BLOG AKU ANAK INDONESIA

Cintai hasil karya anak bangsa sendiri

Tuesday, 17 November 2015

Pengertian, Definisi, dan Macam - macam Energi


DEFINISI ENERGI

       Ketika mendengar kata “energi”, mungkin yang terbayangkan adalah sesuatu yang bergerak, sesuatu yang menggerakkan, atau sesuatu yang memiliki kemampuan untuk melakukan usaha. Secara harfiah “energi” artinya adalah “tenaga”. Kalau menurut definisi dalamUndang-undang Republik Indonesia No. 30 Tahun 2007, energi adalah kemampuan untuk melakukan kerja yang dapat berupa panas, cahaya, mekanika, kimia, dan elektromagnetika.
            Energi adalah kemampuan melakukan kerja. Disebut demikian karena setiap kerja yang dilakukan sekecil apapun dan sesering apapun tetap membutuhkan energi. Energi juga dapat disebut sebagai daya kerja atau tenaga, energi berasal dari bahasa Yunani yaitu energia yang merupakan kemampuan untuk melakukan usaha. Energi merupakan besaran yang kekal, artinya energi tidak dapat diciptakan dan dimusnahkan, tetapi dapat diubah dari bentuk satu ke bentuk yang lain. Menurut KBBI energi didefiniskan sebagai daya atau kekuatan yang diperlukan untuk melakukan berbagai proses kegiatan. Energi merupakan bagian dari suatu benda tetapi tidak terikat pada benda tersebut. Energi bersifat fleksible artinya dapat berpindah dan berubah.

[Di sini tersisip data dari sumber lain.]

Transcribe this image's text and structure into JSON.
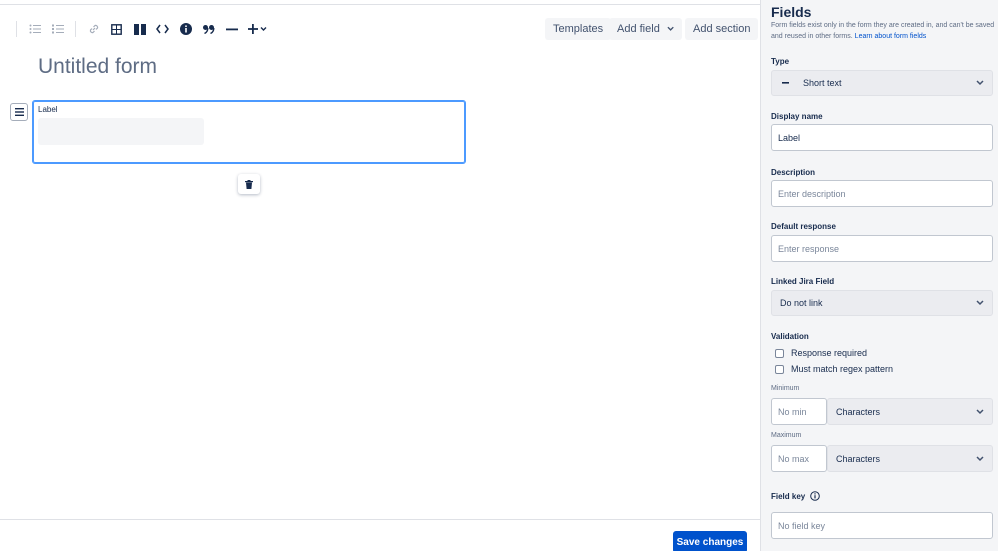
{
  "toolbar": {
    "icons": [
      "bullet-list-icon",
      "numbered-list-icon",
      "link-icon",
      "table-icon",
      "layout-icon",
      "code-icon",
      "info-icon",
      "quote-icon",
      "divider-icon",
      "insert-icon"
    ],
    "templates_label": "Templates",
    "add_field_label": "Add field",
    "add_section_label": "Add section"
  },
  "form": {
    "title": "Untitled form",
    "field_label": "Label"
  },
  "footer": {
    "save_label": "Save changes"
  },
  "panel": {
    "title": "Fields",
    "description": "Form fields exist only in the form they are created in, and can't be saved and reused in other forms.",
    "learn_more": "Learn about form fields",
    "type_label": "Type",
    "type_value": "Short text",
    "display_name_label": "Display name",
    "display_name_value": "Label",
    "description_label": "Description",
    "description_placeholder": "Enter description",
    "default_response_label": "Default response",
    "default_response_placeholder": "Enter response",
    "linked_jira_label": "Linked Jira Field",
    "linked_jira_value": "Do not link",
    "validation_label": "Validation",
    "response_required_label": "Response required",
    "regex_label": "Must match regex pattern",
    "minimum_label": "Minimum",
    "min_placeholder": "No min",
    "min_unit": "Characters",
    "maximum_label": "Maximum",
    "max_placeholder": "No max",
    "max_unit": "Characters",
    "field_key_label": "Field key",
    "field_key_placeholder": "No field key"
  },
  "colors": {
    "primary": "#0052CC",
    "focus": "#4C9AFF",
    "text": "#172B4D",
    "subtle": "#5E6C84",
    "panel_bg": "#F4F5F7"
  }
}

Dari berbagai pengertian dan definisi energi diatas dapat disimpulkan bahwa secara umum energi dapat didefinisikan sebagai kekuatan yang dimilki oleh suatu benda sehingga mampu untuk melakukan kerja.


KLASIFIKASI ENERGI
Secara garis besar energi dapat dibagi dua yaitu :

  • Energi Dalam Transisi ( Transitional Energy ) Energi dalam transisi adalah energi yang sedang bergerak melintasi batas sistem2.
  • Energi Tersimpan ( Stored Energy ) Energi tersimpan adalah energi yang tersimpan dalam suatu sistem atau massa, biasanya berbentuk massa atau medan gaya, biasanya mudah di konversi menjadi energi transisi.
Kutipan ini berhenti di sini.